Starting point is 00:11:12 And what you begin to see is there are certain patterns, even though they go about it differently, that are universal. If you sow the same seeds, you reap the same rewards. But they know how to use it. If you see somebody great in music or dance or a movie maker, they know where to move the camera, to move your emotion, they bring it in close, when to bring the music up, how to do it. They know it. That makes them masterful. But the third level skill is pattern creation. That's what you've begun to do.
Starting point is 00:11:37 That's what I've begun to do. It's like when you learn to play a piano, most people learn someone else's patterns. You learn to see the patterns, recognize them, then you learn to use them. But if you do enough other music, then now you get to come out and you start creating things. So I'm standing on the shoulders of all the people before me, as are you, because I learned so many things to them. But now at this stage of my life, the last 15, 20 years, I've been able to create things because I know what those patterns are. So those skill sets, that's how my kids will do well.
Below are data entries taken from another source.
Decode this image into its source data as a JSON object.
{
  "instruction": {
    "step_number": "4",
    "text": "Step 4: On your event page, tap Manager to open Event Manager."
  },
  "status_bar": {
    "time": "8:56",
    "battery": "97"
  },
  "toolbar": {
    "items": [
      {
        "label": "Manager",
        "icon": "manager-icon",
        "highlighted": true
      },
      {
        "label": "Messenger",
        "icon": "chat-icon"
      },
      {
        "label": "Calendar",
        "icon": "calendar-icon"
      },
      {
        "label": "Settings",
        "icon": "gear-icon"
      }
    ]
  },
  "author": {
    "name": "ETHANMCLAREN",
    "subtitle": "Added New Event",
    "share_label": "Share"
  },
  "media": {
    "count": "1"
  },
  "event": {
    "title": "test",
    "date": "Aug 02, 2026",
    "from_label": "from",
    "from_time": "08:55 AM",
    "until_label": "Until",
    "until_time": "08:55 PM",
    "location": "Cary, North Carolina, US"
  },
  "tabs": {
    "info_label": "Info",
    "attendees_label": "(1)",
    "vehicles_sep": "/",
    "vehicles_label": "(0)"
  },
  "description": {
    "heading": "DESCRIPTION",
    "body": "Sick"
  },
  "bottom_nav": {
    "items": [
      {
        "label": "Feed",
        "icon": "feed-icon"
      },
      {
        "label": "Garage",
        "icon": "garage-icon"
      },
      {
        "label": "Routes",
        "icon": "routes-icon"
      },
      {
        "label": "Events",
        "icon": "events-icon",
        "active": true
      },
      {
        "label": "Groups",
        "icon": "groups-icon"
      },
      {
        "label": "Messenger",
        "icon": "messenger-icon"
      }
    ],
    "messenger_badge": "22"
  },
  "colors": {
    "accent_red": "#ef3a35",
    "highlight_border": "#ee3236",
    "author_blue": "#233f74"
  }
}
Because if you can learn rapidly, recognize patterns, there's nothing you can't do well at.
Starting point is 00:12:09 And that's really, and by the way, noting the patterns of where we are in history, the pattern of where you are in your own life, I'll give you a simple example. What made human beings go from survival, living in fear, where we're hunter gatherers, to where we could stay in one place, build communities, build cities, build countries, have homes, have the education. What made that possible was one pattern recognition that changed humanity? Seasons. Seasons. Until we understood seasons, we had to constantly move from place to place and hope you could find our food. But once we understood seasons, we knew if you do the right thing at the wrong time, there is zero reward. But if you do the right thing at the right time, the rewards are immense.